PALEMBANG, KOMPAS.com - Pengadilan Negeri Palembang, Sumatera Selatan, kembali menggelar sidang kasus suap pengerjaan 16 paket proyek pengerjaan jalan yang menjerat Bupati nonaktif Muara Enim Juarsah, Jumat (15/10/2021).
Dalam sidang dengan agenda pembacaan pleidoi atau nota pembelaan itu, Juarsah membacakan seluruh permohonannya kepada ketua majelis hakim Sahlan Efendi sembari menangis.
Dalam pleidoi yang diberi judul, “Nasib Seorang Wakil Bupati yang Terdzolomi”, Juarsah menyatakan bahwa ia sepenuhnya menolak tuntuan jaksa Komisi Pemberantasan Korupsi (KPK).
Baca juga: Dinilai Tidak Jujur, Bupati Muara Enim Juarsah Dituntut 5 Tahun Penjara
Juarsah tetap membantah dakwaan yang menyatakan bahwa ia telah menerima aliran dana suap proyek tersebut sebesar Rp 4,17 miliar.
Bahkan, Juarsah juga membantah tuduhan uang suap digunakan untuk kebutuhan anak dan istrinya maju sebagai calon wakil rakyat.
"Apa yang dituntut JPU kepada saya yang dikatakan telah menerima uang dari Robi (sudah vonis), saya disebut menerima suap atau gratifikasi untuk biaya pemilu anak dan istri saya dan didakwa ikut bagi-bagi proyek. Saya sangat sakit hati dan penghinaan bagi saya,” kata Juarsah saat membaca pleidoi.

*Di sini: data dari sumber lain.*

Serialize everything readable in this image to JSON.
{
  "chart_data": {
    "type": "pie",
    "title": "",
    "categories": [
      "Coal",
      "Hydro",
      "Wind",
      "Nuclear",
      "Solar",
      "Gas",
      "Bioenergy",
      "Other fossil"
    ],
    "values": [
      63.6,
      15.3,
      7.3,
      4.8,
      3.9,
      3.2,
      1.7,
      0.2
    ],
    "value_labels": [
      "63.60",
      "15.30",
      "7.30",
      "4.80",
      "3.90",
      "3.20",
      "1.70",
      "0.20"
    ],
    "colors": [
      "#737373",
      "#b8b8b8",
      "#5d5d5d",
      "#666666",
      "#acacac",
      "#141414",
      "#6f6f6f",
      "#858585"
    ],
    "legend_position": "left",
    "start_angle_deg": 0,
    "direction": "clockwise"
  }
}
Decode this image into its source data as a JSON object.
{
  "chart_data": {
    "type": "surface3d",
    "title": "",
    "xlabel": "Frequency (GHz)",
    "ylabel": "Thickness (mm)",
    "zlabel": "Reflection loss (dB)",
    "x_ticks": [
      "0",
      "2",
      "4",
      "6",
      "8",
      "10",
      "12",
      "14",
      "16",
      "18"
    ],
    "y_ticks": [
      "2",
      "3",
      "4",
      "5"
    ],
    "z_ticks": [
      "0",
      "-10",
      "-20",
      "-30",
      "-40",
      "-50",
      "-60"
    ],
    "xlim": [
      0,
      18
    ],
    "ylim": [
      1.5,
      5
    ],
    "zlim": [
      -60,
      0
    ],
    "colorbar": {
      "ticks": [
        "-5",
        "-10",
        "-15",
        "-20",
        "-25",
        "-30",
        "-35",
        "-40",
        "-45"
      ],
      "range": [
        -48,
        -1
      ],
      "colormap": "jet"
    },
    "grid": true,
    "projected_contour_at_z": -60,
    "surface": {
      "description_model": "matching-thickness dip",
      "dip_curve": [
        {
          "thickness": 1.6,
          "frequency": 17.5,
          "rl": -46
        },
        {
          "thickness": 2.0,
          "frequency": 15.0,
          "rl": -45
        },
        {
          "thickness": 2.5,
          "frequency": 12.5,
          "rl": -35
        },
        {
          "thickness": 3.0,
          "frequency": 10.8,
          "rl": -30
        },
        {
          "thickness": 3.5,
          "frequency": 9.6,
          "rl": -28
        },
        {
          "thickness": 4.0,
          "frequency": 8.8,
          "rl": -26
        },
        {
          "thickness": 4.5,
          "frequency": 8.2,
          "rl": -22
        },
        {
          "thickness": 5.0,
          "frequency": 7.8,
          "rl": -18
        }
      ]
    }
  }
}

Menurut Juarsah, saat dilakukan pengurusan proyek, dia hanya menjabat sebagai Wakil Bupati Muara Enim.
Sementara pasangannya, Ahmad Yani, merupakan Bupati terpilih.
Dalam posisi tersebut, menurut Juarsah, seluruh kewenangan dan kebijakan diambil alih oleh Ahmad Yani.
Sementara Juarsah merasa tidak mengetahui apapun soal proyek itu.
“Saya Wakil Bupati yang terdzalimi dan mencari keadilan,” ujar Juarsah.
Setelah membacakan pleidoi tersebut, Juarsah merasa lega dan meyakini bahwa nantinya majelis hakim akan memutuskan yang terbaik untuk dirinya.
“Apa yang saya alami dan sesuai dengan fakta persidangan. Insya Allah hakim akan memberikan yang terbaik dan yang seadil-adilnya, melepaskan saya dari segala dakwaan maupun tuntutan,” kata Juarsah.